Money Misperceptions

1 – The Panic of 2008 was not caused by tight monetary policy. 2 – Zero percent interest rate policy (ZIRP) and Quantitative Easing (QE) did not save the US or global economies. 3 – Monetary policy in the US is getting looser as the Fed hikes rates, and, 4 – negative interest rates in Japan and Europe are not working.

How’s that for four consecutive statements that are 180 degrees different than Conventional Wisdom? Most leaders in charge of the commanding heights of government believe the conventional wisdom, and cling to it like religion. But then, they all have a vested interest in it.

Many in the money management business, find it easy to believe as well. If central banks are all running very loose monetary policies, buy stocks, or bonds! And for short-sellers, and those who sell online newsletters and books about the end of the world, it’s easy to say all this easy money is just a “currency war” that will end with hyper-inflation, trade wars and an economic catastrophe.

So, which is it? What’s really going on? How does an investor decide? The best we can do is explain our more nuanced analysis. It’s not really all that complicated, just different.

So first (1), it is important to understand that a 1% federal funds rate in 2003 helped fuel the Fannie and Freddie surge in sub-prime lending. It is also true that Fed rate hikes in 2004-06, with the funds rate moving above 5%, took away the super-easy credit and undermined those who had bought overpriced houses with adjustable-rate, sub-prime debt. Nonetheless, those rate hikes did not lead to a contraction in liquidity. No measure of money actually declined in 2007 or 2008.

It was mark-to-market accounting that created solvency issues, not liquidity issues. Questions about accounting created the crisis, not a lack of liquidity.

Second (2), QE was started in September 2008, TARP was passed 10/3/2008 and ZIRP soon after. Yet the market fell considerably more after these policy attempts to save the US. It wasn’t until mark-to-market accounting was changed in March/April 2009 that stocks and the economy bottomed - the Panic was finally over. Since then, the US has had a slow, but normal (meaning driven by entrepreneurship) recovery.

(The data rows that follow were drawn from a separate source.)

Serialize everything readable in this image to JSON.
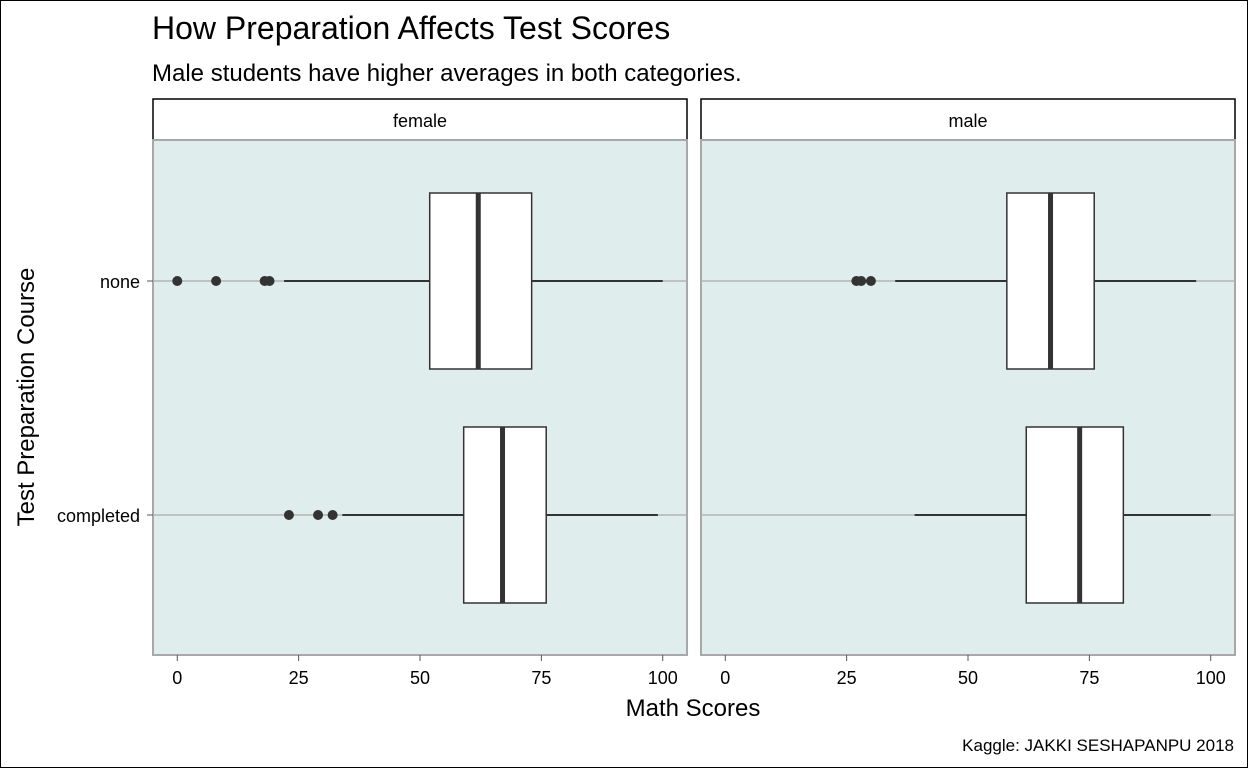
{
  "chart_data": {
    "type": "boxplot",
    "title": "How Preparation Affects Test Scores",
    "subtitle": "Male students have higher averages in both categories.",
    "xlabel": "Math Scores",
    "ylabel": "Test Preparation Course",
    "caption": "Kaggle: JAKKI SESHAPANPU 2018",
    "xlim": [
      -5,
      105
    ],
    "x_ticks": [
      0,
      25,
      50,
      75,
      100
    ],
    "categories": [
      "none",
      "completed"
    ],
    "panel_bg": "#e0eded",
    "box_fill": "#ffffff",
    "line_color": "#333333",
    "facets": [
      {
        "name": "female",
        "groups": [
          {
            "category": "none",
            "whisker_low": 22,
            "q1": 52,
            "median": 62,
            "q3": 73,
            "whisker_high": 100,
            "outliers": [
              0,
              8,
              18,
              19
            ]
          },
          {
            "category": "completed",
            "whisker_low": 34,
            "q1": 59,
            "median": 67,
            "q3": 76,
            "whisker_high": 99,
            "outliers": [
              23,
              29,
              32
            ]
          }
        ]
      },
      {
        "name": "male",
        "groups": [
          {
            "category": "none",
            "whisker_low": 35,
            "q1": 58,
            "median": 67,
            "q3": 76,
            "whisker_high": 97,
            "outliers": [
              27,
              28,
              30
            ]
          },
          {
            "category": "completed",
            "whisker_low": 39,
            "q1": 62,
            "median": 73,
            "q3": 82,
            "whisker_high": 100,
            "outliers": []
          }
        ]
      }
    ]
  }
}
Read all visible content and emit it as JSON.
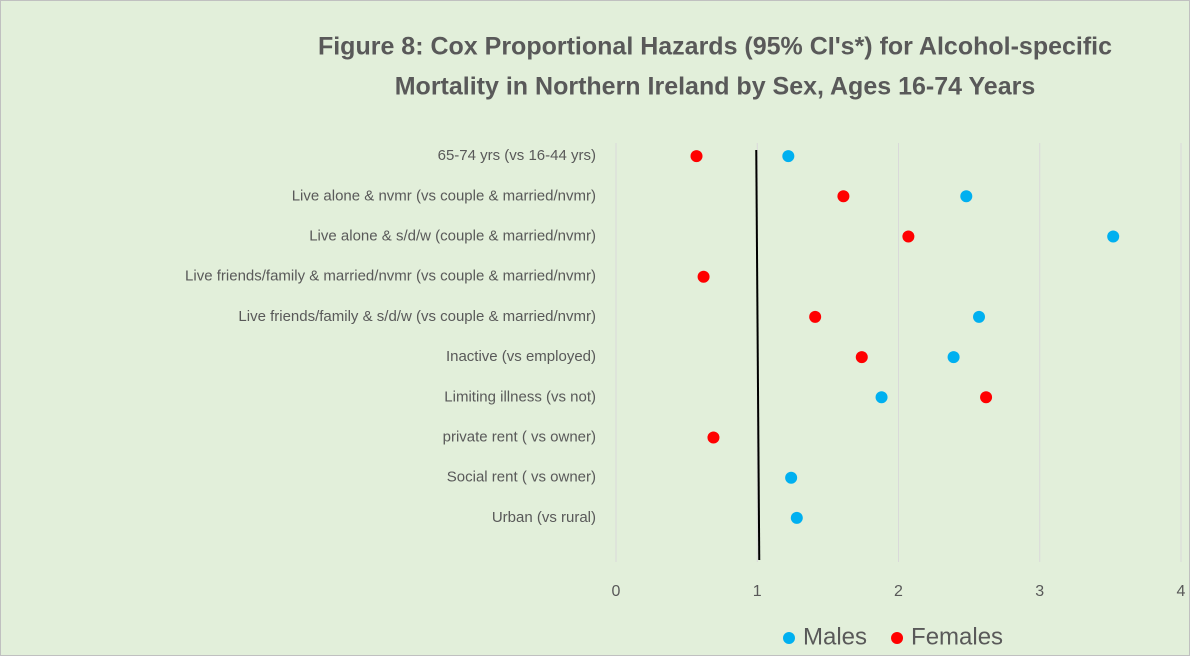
{
  "chart_data": {
    "type": "dot",
    "title": [
      "Figure 8: Cox Proportional Hazards (95% CI's*) for Alcohol-specific",
      "Mortality in Northern Ireland by Sex, Ages 16-74  Years"
    ],
    "categories": [
      "65-74 yrs (vs 16-44 yrs)",
      "Live alone & nvmr (vs couple & married/nvmr)",
      "Live alone & s/d/w (couple & married/nvmr)",
      "Live friends/family & married/nvmr (vs couple & married/nvmr)",
      "Live friends/family & s/d/w (vs couple & married/nvmr)",
      "Inactive (vs employed)",
      "Limiting illness (vs not)",
      "private rent ( vs owner)",
      "Social rent ( vs owner)",
      "Urban (vs rural)"
    ],
    "series": [
      {
        "name": "Males",
        "color": "#00b0f0",
        "values": [
          1.22,
          2.48,
          3.52,
          null,
          2.57,
          2.39,
          1.88,
          null,
          1.24,
          1.28
        ]
      },
      {
        "name": "Females",
        "color": "#ff0000",
        "values": [
          0.57,
          1.61,
          2.07,
          0.62,
          1.41,
          1.74,
          2.62,
          0.69,
          null,
          null
        ]
      }
    ],
    "xlim": [
      0,
      4
    ],
    "xticks": [
      0,
      1,
      2,
      3,
      4
    ],
    "grid": true,
    "reference_line": 1,
    "legend": "bottom"
  }
}
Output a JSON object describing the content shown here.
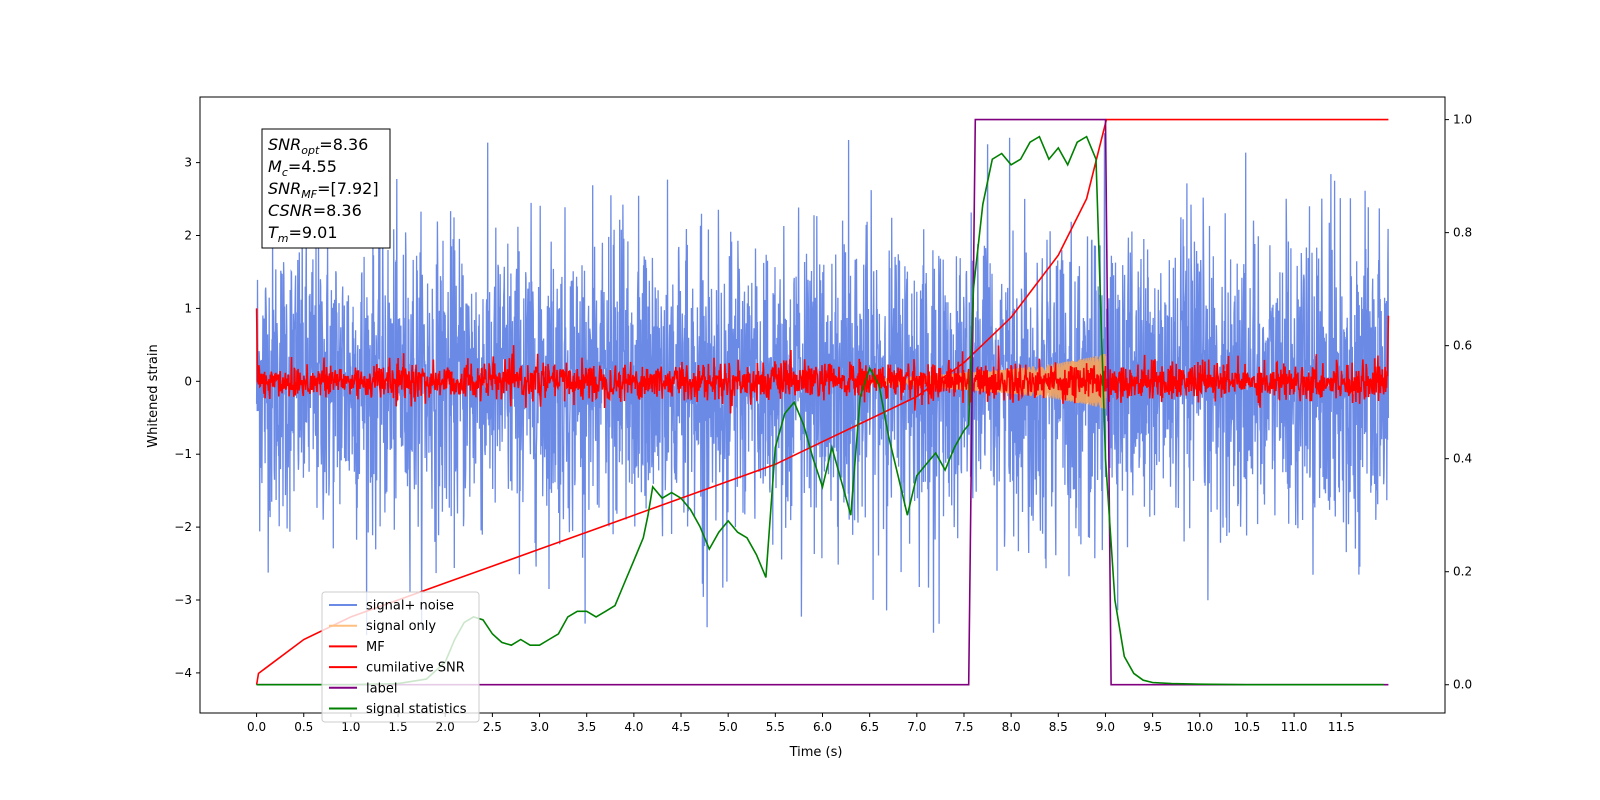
{
  "chart_data": {
    "type": "line",
    "xlabel": "Time (s)",
    "ylabel": "Whitened strain",
    "xlim": [
      -0.6,
      12.6
    ],
    "ylim": [
      -4.55,
      3.9
    ],
    "y2lim": [
      -0.05,
      1.04
    ],
    "x_ticks": [
      "0.0",
      "0.5",
      "1.0",
      "1.5",
      "2.0",
      "2.5",
      "3.0",
      "3.5",
      "4.0",
      "4.5",
      "5.0",
      "5.5",
      "6.0",
      "6.5",
      "7.0",
      "7.5",
      "8.0",
      "8.5",
      "9.0",
      "9.5",
      "10.0",
      "10.5",
      "11.0",
      "11.5"
    ],
    "y_ticks": [
      "3",
      "2",
      "1",
      "0",
      "−1",
      "−2",
      "−3",
      "−4"
    ],
    "y2_ticks": [
      "1.0",
      "0.8",
      "0.6",
      "0.4",
      "0.2",
      "0.0"
    ],
    "grid": false,
    "legend_position": "lower-left",
    "annotation": {
      "lines": [
        {
          "sym": "SNR",
          "sub": "opt",
          "value": "=8.36"
        },
        {
          "sym": "M",
          "sub": "c",
          "value": "=4.55"
        },
        {
          "sym": "SNR",
          "sub": "MF",
          "value": "=[7.92]"
        },
        {
          "sym": "CSNR",
          "sub": "",
          "value": "=8.36"
        },
        {
          "sym": "T",
          "sub": "m",
          "value": "=9.01"
        }
      ]
    },
    "series": [
      {
        "name": "signal+ noise",
        "color": "#6b8ae6",
        "axis": "left",
        "description_values": {
          "t_range": [
            0,
            12
          ],
          "std": 1.0
        }
      },
      {
        "name": "signal only",
        "color": "#f5a35c",
        "axis": "left",
        "envelope": {
          "t": [
            6.5,
            7.0,
            7.5,
            8.0,
            8.5,
            8.8,
            9.0,
            9.01
          ],
          "amp": [
            0.03,
            0.07,
            0.12,
            0.17,
            0.25,
            0.32,
            0.38,
            0.0
          ]
        }
      },
      {
        "name": "MF",
        "color": "#ff0000",
        "axis": "left",
        "description_values": {
          "t_range": [
            0,
            12
          ],
          "std": 0.13
        }
      },
      {
        "name": "cumilative SNR",
        "color": "#ff0000",
        "axis": "right",
        "x": [
          0.0,
          0.02,
          0.1,
          0.5,
          1.0,
          1.5,
          2.0,
          2.5,
          3.0,
          3.5,
          4.0,
          4.5,
          5.0,
          5.5,
          6.0,
          6.5,
          7.0,
          7.5,
          8.0,
          8.5,
          8.8,
          9.01,
          9.02,
          12.0
        ],
        "values": [
          0.0,
          0.02,
          0.03,
          0.08,
          0.12,
          0.15,
          0.18,
          0.21,
          0.24,
          0.27,
          0.3,
          0.33,
          0.36,
          0.39,
          0.43,
          0.47,
          0.51,
          0.57,
          0.65,
          0.76,
          0.86,
          1.0,
          1.0,
          1.0
        ]
      },
      {
        "name": "label",
        "color": "#800080",
        "axis": "right",
        "x": [
          0.0,
          7.55,
          7.62,
          9.0,
          9.06,
          12.0
        ],
        "values": [
          0.0,
          0.0,
          1.0,
          1.0,
          0.0,
          0.0
        ]
      },
      {
        "name": "signal statistics",
        "color": "#008000",
        "axis": "right",
        "x": [
          0.0,
          1.0,
          1.5,
          1.8,
          2.0,
          2.1,
          2.2,
          2.3,
          2.4,
          2.5,
          2.6,
          2.7,
          2.8,
          2.9,
          3.0,
          3.1,
          3.2,
          3.3,
          3.4,
          3.5,
          3.6,
          3.7,
          3.8,
          3.9,
          4.0,
          4.1,
          4.15,
          4.2,
          4.3,
          4.4,
          4.5,
          4.6,
          4.7,
          4.8,
          4.9,
          5.0,
          5.1,
          5.2,
          5.3,
          5.4,
          5.5,
          5.6,
          5.7,
          5.8,
          5.9,
          6.0,
          6.1,
          6.2,
          6.3,
          6.4,
          6.5,
          6.6,
          6.7,
          6.8,
          6.9,
          7.0,
          7.1,
          7.2,
          7.3,
          7.4,
          7.5,
          7.55,
          7.6,
          7.7,
          7.8,
          7.9,
          8.0,
          8.1,
          8.2,
          8.3,
          8.4,
          8.5,
          8.6,
          8.7,
          8.8,
          8.9,
          9.0,
          9.1,
          9.2,
          9.3,
          9.4,
          9.5,
          9.7,
          10.0,
          10.5,
          11.0,
          11.5,
          11.95
        ],
        "values": [
          0.0,
          0.0,
          0.002,
          0.01,
          0.04,
          0.08,
          0.11,
          0.12,
          0.115,
          0.09,
          0.075,
          0.07,
          0.08,
          0.07,
          0.07,
          0.08,
          0.09,
          0.12,
          0.13,
          0.13,
          0.12,
          0.13,
          0.14,
          0.18,
          0.22,
          0.26,
          0.3,
          0.35,
          0.33,
          0.34,
          0.33,
          0.31,
          0.28,
          0.24,
          0.27,
          0.29,
          0.27,
          0.26,
          0.23,
          0.19,
          0.42,
          0.48,
          0.5,
          0.46,
          0.4,
          0.35,
          0.42,
          0.36,
          0.3,
          0.51,
          0.56,
          0.53,
          0.44,
          0.37,
          0.3,
          0.37,
          0.39,
          0.41,
          0.38,
          0.42,
          0.45,
          0.46,
          0.7,
          0.85,
          0.93,
          0.94,
          0.92,
          0.93,
          0.96,
          0.97,
          0.93,
          0.95,
          0.92,
          0.96,
          0.97,
          0.93,
          0.4,
          0.15,
          0.05,
          0.02,
          0.008,
          0.004,
          0.002,
          0.001,
          0.0,
          0.0,
          0.0,
          0.0
        ]
      }
    ]
  }
}
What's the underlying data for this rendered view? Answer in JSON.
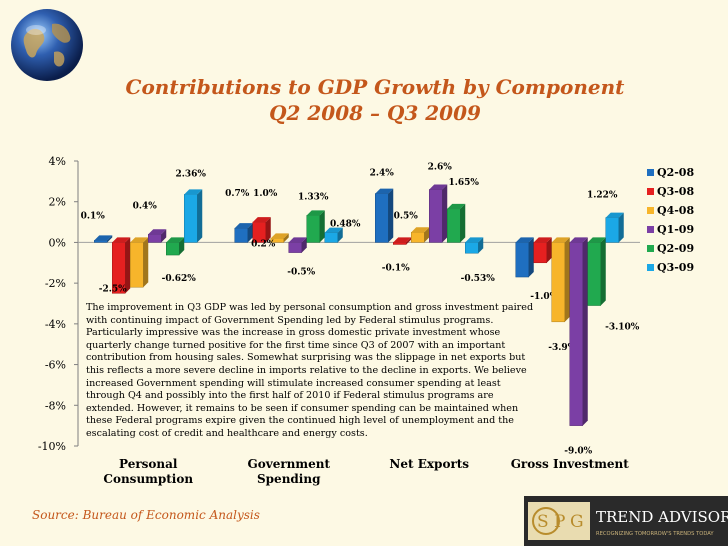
{
  "header": {
    "title_line1": "Contributions to GDP Growth by Component",
    "title_line2": "Q2 2008 – Q3 2009"
  },
  "annotation": "The improvement in Q3 GDP was led by personal consumption and gross investment paired with continuing impact of Government Spending led by Federal stimulus programs. Particularly impressive was the increase in gross domestic private investment whose quarterly change turned positive for the first time since Q3 of 2007 with an important contribution from housing sales. Somewhat surprising was the slippage in net exports but this reflects a more severe decline in imports relative to the decline in exports. We believe increased Government spending will stimulate increased consumer spending at least through Q4 and possibly into the first half of 2010 if Federal stimulus programs are extended.  However, it remains to be seen if consumer spending can be maintained when these Federal programs expire given the continued high level of unemployment and the escalating cost of credit and healthcare and energy costs.",
  "source": "Source: Bureau of Economic Analysis",
  "logo": {
    "initials": [
      "S",
      "P",
      "G"
    ],
    "brand": "Trend Advisors",
    "tagline": "RECOGNIZING TOMORROW'S TRENDS TODAY"
  },
  "colors": {
    "background": "#fdf9e4",
    "title": "#c4571b",
    "source": "#c4571b"
  },
  "chart_data": {
    "type": "bar",
    "categories": [
      "Personal\nConsumption",
      "Government\nSpending",
      "Net Exports",
      "Gross Investment"
    ],
    "series": [
      {
        "name": "Q2-08",
        "color": "#1f6fc0",
        "values": [
          0.1,
          0.7,
          2.4,
          -1.7
        ]
      },
      {
        "name": "Q3-08",
        "color": "#e52020",
        "values": [
          -2.5,
          1.0,
          -0.1,
          -1.0
        ]
      },
      {
        "name": "Q4-08",
        "color": "#f7b52b",
        "values": [
          -2.2,
          0.2,
          0.5,
          -3.9
        ]
      },
      {
        "name": "Q1-09",
        "color": "#7b3fa5",
        "values": [
          0.4,
          -0.5,
          2.6,
          -9.0
        ]
      },
      {
        "name": "Q2-09",
        "color": "#21a94f",
        "values": [
          -0.62,
          1.33,
          1.65,
          -3.1
        ]
      },
      {
        "name": "Q3-09",
        "color": "#1ba8e6",
        "values": [
          2.36,
          0.48,
          -0.53,
          1.22
        ]
      }
    ],
    "data_labels": [
      [
        "0.1%",
        "-2.5%",
        "-2.2%",
        "0.4%",
        "-0.62%",
        "2.36%"
      ],
      [
        "0.7%",
        "1.0%",
        "0.2%",
        "-0.5%",
        "1.33%",
        "0.48%"
      ],
      [
        "2.4%",
        "-0.1%",
        "0.5%",
        "2.6%",
        "1.65%",
        "-0.53%"
      ],
      [
        "-1.7%",
        "-1.0%",
        "-3.9%",
        "-9.0%",
        "-3.10%",
        "1.22%"
      ]
    ],
    "ylim": [
      -10,
      4
    ],
    "yticks": [
      4,
      2,
      0,
      -2,
      -4,
      -6,
      -8,
      -10
    ],
    "ytick_labels": [
      "4%",
      "2%",
      "0%",
      "-2%",
      "-4%",
      "-6%",
      "-8%",
      "-10%"
    ],
    "legend_position": "right",
    "grid": false
  }
}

Third (3), even though the Fed bought $3.5 trillion of bonds during its QE operations, banks sat on most of this cash holding it as excess reserves. Even though the monetary base was rising at a 25% annualized clip, M2 (all deposits in all banks) kept growing at a 6% annual rate. This is why the dollar never collapsed and the US did not experience hyper-inflation.

In fact, the December Fed rate hike was the first rate hike in history where bank reserves were not contracted. There are still $2 trillion in excess reserves in the system. Money is not tight at all, and the M2 money supply has accelerated to a near 8% growth pace. The US money supply is accelerating as rates move higher and it is more profitable to lend.

Finally (4), negative interest rates encourage cash hoarding. Why not hold cash and get a zero percent rate, especially when deposits potentially face negative rates? M2 money supply growth in Europe during Q4-2015 was just 5.3% and loans are growing slowly. In Japan, M2 declined in February from January and is only up 3.1% in the past year.

In other words, the M2 money supply is growing faster in the US than it is in Japan and Europe. No wonder the dollar is weaker today versus the yen and the euro than it was a year ago.

It’s so easy to say that the US is raising rates, while Europe and Japan are cutting, so the dollar will get strong, but this has it backward because the experimental policies of global central banks are not working.

The only way to get faster growth in any country is to use the fiscal policy levers - tax cuts, spending cuts, and regulatory relief - what the PC-crowd calls “structural reforms” in order to shield politicians behind rhetoric. But the real story is that growth in the US is accelerating and that bodes well for investors who can cut through the clutter, believe in entrepreneurship and tune out the government’s “press agents.”

This information contains forward-looking statements about various economic trends and strategies. You are cautioned that such forward-looking statements are subject to significant business, economic and competitive uncertainties and actual results could be materially different. There are no guarantees associated with any forecast and the opinions stated here are subject to change at any time and are the opinion of the individual strategist. Data comes from the following sources: Census Bureau, Bureau of Labor Statistics, Bureau of Economic Analysis, the Federal Reserve Board, and Haver Analytics. Data is taken from sources generally believed to be reliable but no guarantee is given to its accuracy.